When you get past the angry rhetoric, it’s as if the new “dear leader” Kim Jong Un really does want to reunite the two Koreas. It’s abundantly clear that he has no idea how to govern North Korea. It’s probable that he feels a great weight of responsibility for the welfare of the 25 million people who are suffering under an almost nonexistent government, while their South Korean brethren are living good and prosperous lives. If the 38th Parallel wall is removed it’s likely that the dear leader and his top lieutenants will leave the country and retire in Switzerland or Hong Kong or even in Beijing.

If the wall at the 38th Parallel is taken down, the least likely scenario is that hordes of fierce soldiers will invade from the north. This scenario may have been likely in 1953, or even in 1983. It will not happen now, in the twenty-first century. The Korean peninsula has changed. The rest of the world has changed.

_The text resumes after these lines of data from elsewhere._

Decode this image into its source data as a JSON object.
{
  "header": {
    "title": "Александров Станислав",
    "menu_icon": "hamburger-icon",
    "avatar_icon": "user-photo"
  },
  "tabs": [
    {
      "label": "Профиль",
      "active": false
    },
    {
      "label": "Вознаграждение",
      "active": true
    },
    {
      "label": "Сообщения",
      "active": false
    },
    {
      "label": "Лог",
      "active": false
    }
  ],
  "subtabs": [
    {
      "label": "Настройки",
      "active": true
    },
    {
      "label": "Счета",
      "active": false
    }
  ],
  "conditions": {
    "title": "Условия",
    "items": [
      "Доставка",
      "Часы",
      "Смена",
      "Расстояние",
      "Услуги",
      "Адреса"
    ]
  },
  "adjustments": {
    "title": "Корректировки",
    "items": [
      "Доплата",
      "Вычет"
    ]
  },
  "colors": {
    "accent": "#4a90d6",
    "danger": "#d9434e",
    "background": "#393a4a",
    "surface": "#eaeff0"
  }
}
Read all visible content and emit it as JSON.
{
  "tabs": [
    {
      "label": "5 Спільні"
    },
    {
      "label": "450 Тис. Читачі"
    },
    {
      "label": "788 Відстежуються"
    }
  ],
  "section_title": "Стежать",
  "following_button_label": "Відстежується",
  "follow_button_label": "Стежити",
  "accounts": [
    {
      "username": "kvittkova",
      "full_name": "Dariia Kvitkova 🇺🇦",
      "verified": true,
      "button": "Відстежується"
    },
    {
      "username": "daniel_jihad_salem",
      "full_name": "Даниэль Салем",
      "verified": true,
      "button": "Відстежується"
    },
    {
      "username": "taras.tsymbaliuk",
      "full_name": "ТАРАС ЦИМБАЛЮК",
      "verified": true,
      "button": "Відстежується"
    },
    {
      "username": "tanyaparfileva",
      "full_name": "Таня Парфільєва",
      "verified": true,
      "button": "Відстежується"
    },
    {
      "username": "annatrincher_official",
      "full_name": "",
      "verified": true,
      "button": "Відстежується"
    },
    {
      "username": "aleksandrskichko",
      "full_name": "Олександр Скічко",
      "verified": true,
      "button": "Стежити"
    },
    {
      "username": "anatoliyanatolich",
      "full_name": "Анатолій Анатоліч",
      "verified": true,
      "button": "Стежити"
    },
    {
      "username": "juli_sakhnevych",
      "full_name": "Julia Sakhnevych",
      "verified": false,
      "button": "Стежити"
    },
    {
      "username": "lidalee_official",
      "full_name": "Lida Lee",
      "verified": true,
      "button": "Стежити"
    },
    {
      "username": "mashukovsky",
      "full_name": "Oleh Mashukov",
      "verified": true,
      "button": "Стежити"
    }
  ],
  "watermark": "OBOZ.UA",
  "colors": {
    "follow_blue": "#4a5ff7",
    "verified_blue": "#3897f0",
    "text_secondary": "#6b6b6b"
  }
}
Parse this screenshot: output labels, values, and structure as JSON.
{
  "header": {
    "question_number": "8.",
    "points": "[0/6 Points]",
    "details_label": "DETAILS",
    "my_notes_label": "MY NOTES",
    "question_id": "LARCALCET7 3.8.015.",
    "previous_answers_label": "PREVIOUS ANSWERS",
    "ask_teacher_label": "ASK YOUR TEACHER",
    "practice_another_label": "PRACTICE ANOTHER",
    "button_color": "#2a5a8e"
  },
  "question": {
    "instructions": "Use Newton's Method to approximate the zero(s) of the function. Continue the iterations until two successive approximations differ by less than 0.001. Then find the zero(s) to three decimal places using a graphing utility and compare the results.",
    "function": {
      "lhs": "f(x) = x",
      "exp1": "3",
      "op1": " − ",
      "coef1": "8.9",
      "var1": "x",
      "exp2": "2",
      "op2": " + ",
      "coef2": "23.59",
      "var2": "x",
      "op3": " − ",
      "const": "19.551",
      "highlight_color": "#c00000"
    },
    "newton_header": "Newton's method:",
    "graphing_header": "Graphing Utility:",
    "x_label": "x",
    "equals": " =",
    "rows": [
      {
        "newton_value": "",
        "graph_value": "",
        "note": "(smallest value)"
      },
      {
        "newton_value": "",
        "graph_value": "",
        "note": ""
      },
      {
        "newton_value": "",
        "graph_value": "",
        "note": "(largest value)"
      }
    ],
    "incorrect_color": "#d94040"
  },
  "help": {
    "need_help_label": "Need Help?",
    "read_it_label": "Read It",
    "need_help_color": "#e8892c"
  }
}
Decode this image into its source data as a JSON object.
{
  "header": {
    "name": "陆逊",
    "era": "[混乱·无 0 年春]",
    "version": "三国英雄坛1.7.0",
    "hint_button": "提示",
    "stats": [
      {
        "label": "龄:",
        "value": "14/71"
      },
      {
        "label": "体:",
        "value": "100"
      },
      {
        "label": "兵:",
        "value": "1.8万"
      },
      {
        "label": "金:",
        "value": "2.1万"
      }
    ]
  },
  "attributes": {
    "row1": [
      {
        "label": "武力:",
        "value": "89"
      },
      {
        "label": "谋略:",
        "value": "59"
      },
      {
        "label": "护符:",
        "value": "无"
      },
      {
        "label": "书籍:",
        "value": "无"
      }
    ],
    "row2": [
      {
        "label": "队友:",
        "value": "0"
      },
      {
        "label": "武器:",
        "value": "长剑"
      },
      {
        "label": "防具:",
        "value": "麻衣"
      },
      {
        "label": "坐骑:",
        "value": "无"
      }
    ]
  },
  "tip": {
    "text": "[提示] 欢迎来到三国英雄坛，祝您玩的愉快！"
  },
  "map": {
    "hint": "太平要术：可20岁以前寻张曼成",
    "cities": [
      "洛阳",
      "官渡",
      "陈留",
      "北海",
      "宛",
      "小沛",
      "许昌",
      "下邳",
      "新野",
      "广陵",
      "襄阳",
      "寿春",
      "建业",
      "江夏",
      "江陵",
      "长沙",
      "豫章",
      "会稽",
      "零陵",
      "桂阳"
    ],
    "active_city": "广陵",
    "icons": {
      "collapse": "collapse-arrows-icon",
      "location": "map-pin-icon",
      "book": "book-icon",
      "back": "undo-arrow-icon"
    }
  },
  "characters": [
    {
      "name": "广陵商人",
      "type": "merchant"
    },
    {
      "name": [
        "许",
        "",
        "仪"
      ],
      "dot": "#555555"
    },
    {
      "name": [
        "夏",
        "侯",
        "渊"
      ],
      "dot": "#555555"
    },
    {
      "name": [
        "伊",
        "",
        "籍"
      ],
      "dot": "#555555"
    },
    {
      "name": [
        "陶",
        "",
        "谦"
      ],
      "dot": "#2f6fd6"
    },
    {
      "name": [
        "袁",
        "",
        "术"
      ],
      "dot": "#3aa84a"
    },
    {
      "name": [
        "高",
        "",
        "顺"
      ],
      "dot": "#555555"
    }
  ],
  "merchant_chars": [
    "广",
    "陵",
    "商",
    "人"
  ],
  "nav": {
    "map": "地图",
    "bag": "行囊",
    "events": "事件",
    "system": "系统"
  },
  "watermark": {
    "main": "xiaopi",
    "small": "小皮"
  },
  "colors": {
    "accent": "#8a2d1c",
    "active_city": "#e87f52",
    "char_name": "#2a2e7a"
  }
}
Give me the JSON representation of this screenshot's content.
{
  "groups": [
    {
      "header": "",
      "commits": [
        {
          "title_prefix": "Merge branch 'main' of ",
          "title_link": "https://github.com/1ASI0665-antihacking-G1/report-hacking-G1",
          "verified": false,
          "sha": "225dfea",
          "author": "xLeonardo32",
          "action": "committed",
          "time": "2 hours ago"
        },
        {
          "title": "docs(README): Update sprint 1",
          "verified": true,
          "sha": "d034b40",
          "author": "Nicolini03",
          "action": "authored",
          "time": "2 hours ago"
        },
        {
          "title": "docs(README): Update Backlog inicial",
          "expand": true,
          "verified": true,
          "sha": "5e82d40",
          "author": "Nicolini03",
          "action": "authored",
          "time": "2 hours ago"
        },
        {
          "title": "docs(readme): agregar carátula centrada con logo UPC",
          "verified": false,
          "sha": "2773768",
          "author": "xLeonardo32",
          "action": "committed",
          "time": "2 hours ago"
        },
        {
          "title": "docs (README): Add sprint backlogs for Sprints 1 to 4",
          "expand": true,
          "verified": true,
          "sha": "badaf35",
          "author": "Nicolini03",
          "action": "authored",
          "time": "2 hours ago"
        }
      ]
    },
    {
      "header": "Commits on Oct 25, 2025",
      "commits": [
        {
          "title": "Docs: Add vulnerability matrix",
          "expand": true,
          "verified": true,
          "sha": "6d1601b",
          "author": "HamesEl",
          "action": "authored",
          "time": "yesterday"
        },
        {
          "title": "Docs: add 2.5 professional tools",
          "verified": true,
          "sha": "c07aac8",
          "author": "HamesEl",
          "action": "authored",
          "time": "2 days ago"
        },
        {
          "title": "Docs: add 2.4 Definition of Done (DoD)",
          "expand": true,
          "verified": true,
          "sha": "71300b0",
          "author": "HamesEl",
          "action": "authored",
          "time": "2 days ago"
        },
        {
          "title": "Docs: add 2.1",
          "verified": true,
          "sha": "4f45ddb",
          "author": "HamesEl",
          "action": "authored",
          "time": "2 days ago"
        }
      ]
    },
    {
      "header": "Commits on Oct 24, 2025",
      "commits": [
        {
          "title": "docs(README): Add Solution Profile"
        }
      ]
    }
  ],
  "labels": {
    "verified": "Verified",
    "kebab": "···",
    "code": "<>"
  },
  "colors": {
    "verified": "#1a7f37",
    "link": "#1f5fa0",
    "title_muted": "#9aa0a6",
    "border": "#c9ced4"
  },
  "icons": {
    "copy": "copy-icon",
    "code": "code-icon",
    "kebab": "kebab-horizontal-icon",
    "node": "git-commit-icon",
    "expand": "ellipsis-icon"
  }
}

China will not feel threatened by having capitalists moving up the peninsula right to their border. They have the same ability to repel cross-border Korean invaders at this time as we have to repel any invasion of North Korea into South Korea. This was not always so. During much of the late twentieth century they needed a buffer zone between South Korea and their national border.

China has been a full participant in the international configuration which has maintained the isolation of North Korea. With their desire for a buffer zone, they can claim no moral superiority over the United States in the matter of the isolation of North Korea. China is much stronger and more confident at this time in history, and no longer needs such a buffer zone.

It is up to the United States to make the first moves to end the isolation of North Korea. We are the strong man in the area, the one the others fear. Our strength is what gives us the ability to act without trepidation at this time in history. China, now also strong, will support us in ending the isolation of North Korea. Now is the time. Let’s tear down the Berlin Wall of the East, and at last end the cold war and move into the twenty-first century.